À l'inverse, ici, il n'est pas dit que la procédure ne donne pas lieu à des conclusions, mais seulement que ces conclusions ne sont pas exposées à l'audience, ce qui ne revient pas tout à fait au même. Ainsi, un certain nombre de questions demeurent en suspens : le rapporteur public devra-t-il, dans tous les cas, rédiger des conclusions ? La dispense ne portera-t-elle que sur la lecture des conclusions ? Le rapporteur public sera-t-il dispensé de regarder le dossier ? Émettra-t-il, dans tous les cas, un avis destiné à la seule formation de jugement ? Dans ce cas, devra-t-il en donner le sens avant l'audience aux parties ?
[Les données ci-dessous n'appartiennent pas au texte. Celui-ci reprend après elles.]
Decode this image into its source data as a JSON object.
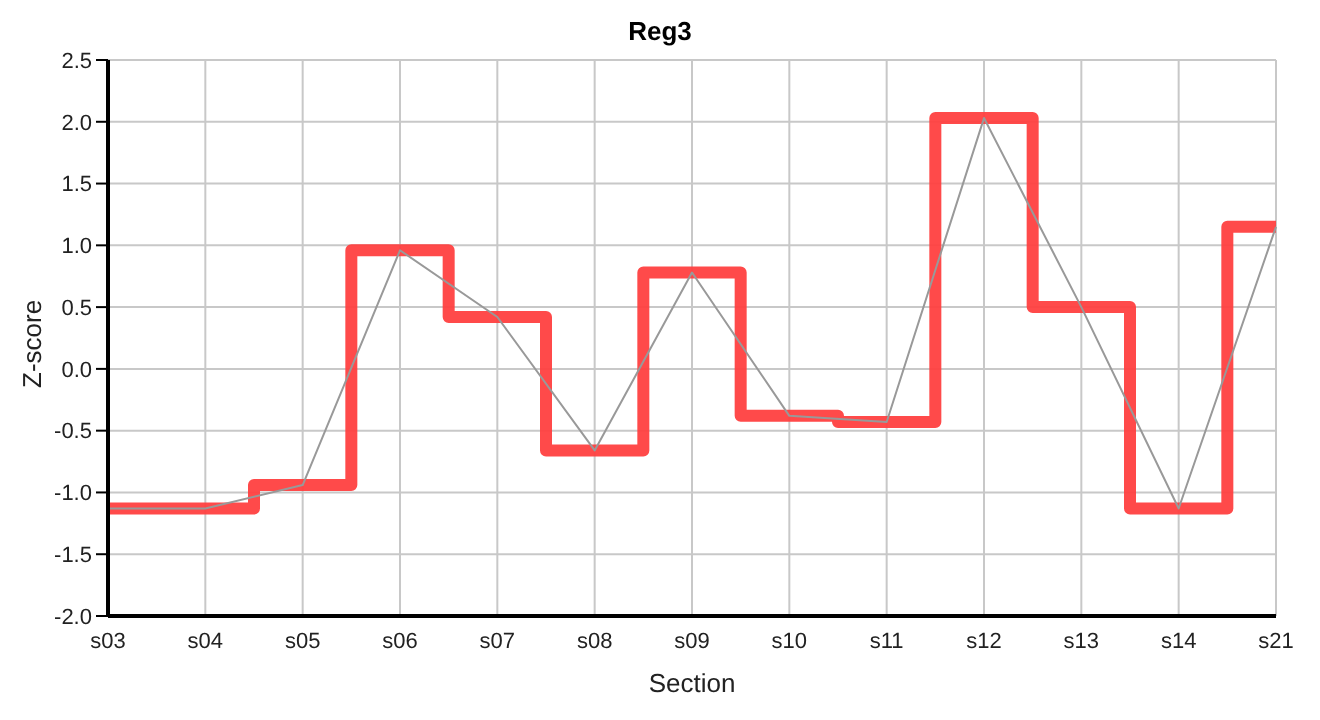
{
  "chart_data": {
    "type": "step",
    "title": "Reg3",
    "xlabel": "Section",
    "ylabel": "Z-score",
    "categories": [
      "s03",
      "s04",
      "s05",
      "s06",
      "s07",
      "s08",
      "s09",
      "s10",
      "s11",
      "s12",
      "s13",
      "s14",
      "s21"
    ],
    "series": [
      {
        "type": "step",
        "color": "#ff4040",
        "values": [
          -1.13,
          -1.13,
          -0.94,
          0.96,
          0.42,
          -0.66,
          0.78,
          -0.38,
          -0.43,
          2.03,
          0.5,
          -1.13,
          1.15
        ]
      },
      {
        "type": "line",
        "color": "#999999",
        "values": [
          -1.13,
          -1.13,
          -0.94,
          0.96,
          0.42,
          -0.66,
          0.78,
          -0.38,
          -0.43,
          2.03,
          0.5,
          -1.13,
          1.15
        ]
      }
    ],
    "ylim": [
      -2,
      2.5
    ],
    "yticks": [
      {
        "value": -2,
        "label": "-2.0"
      },
      {
        "value": -1.5,
        "label": "-1.5"
      },
      {
        "value": -1,
        "label": "-1.0"
      },
      {
        "value": -0.5,
        "label": "-0.5"
      },
      {
        "value": 0,
        "label": "0.0"
      },
      {
        "value": 0.5,
        "label": "0.5"
      },
      {
        "value": 1,
        "label": "1.0"
      },
      {
        "value": 1.5,
        "label": "1.5"
      },
      {
        "value": 2,
        "label": "2.0"
      },
      {
        "value": 2.5,
        "label": "2.5"
      }
    ],
    "grid": true,
    "legend": false,
    "marker": "none"
  }
}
Les conclusions du rapporteur public ont bien un effet sur le respect du contradictoire et du principe d'égalité des moyens dont doivent bénéficier les justiciables dès lors, comme l'indique le président de l'Union syndicale des magistrats administratifs, qu'il est unanimement admis que le rapporteur public est « un acteur central du contradictoire ».

Si l'article 146 ter était interprété comme autorisant le rapporteur public à ne faire connaître ses conclusions qu'à la formation de jugement et non au justiciable concerné, il encourrait alors la censure du Conseil constitutionnel, car, comme l'a relevé la Cour européenne des droits de l'homme, « la notion de procès équitable implique aussi en principe le droit pour les parties à un procès de prendre connaissance de toute pièce ou observation soumise au juge, fût-ce par un magistrat indépendant, en vue d'influencer sa décision, et de la discuter ».

Un dernier argument est relatif à l'égalité des citoyens devant la justice. La violation du principe d'égalité devant la justice est constatée lorsqu'il est fait « obstacle à ce que des citoyens se trouvant dans des conditions semblables et poursuivis pour les mêmes infractions soient jugés par des juridictions composées selon des règles différentes ».

L'article 146 ter se contente d'une référence aux « matières énumérées par décret en Conseil d'État », sans plus de précisions, sans référence à de quelconques critères objectifs.

La disposition critiquée ici, si elle prévoit effectivement l'établissement d'une liste d'exceptions – dont on a néanmoins vu qu'elle ne contenait pas de critères objectifs – réintroduit une part de pouvoir discrétionnaire puisque, selon l'idée que le rapporteur public et le président de la formation de jugement se feront de « la nature des questions à juger », il y aura ou il n'y aura pas intervention dudit rapporteur à l'audience.

La différence de traitement, qui résultera de l'exercice de ce pouvoir discrétionnaire, entre des justiciables qui se trouvent pourtant dans des situations semblables est dès lors constitutive d'une rupture d'égalité devant la justice.

Nous le voyons – et j'en termine sur ces dispositifs un peu techniques, mais essentiels pour la défense des libertés –, il reste bien des sujets de débat que le juge constitutionnel sera amené à trancher, si cette motion de rejet préalable est repoussée. Mais je vous invite, bien sûr, à la voter, compte tenu des sujets majeurs qui fondent sa présentation.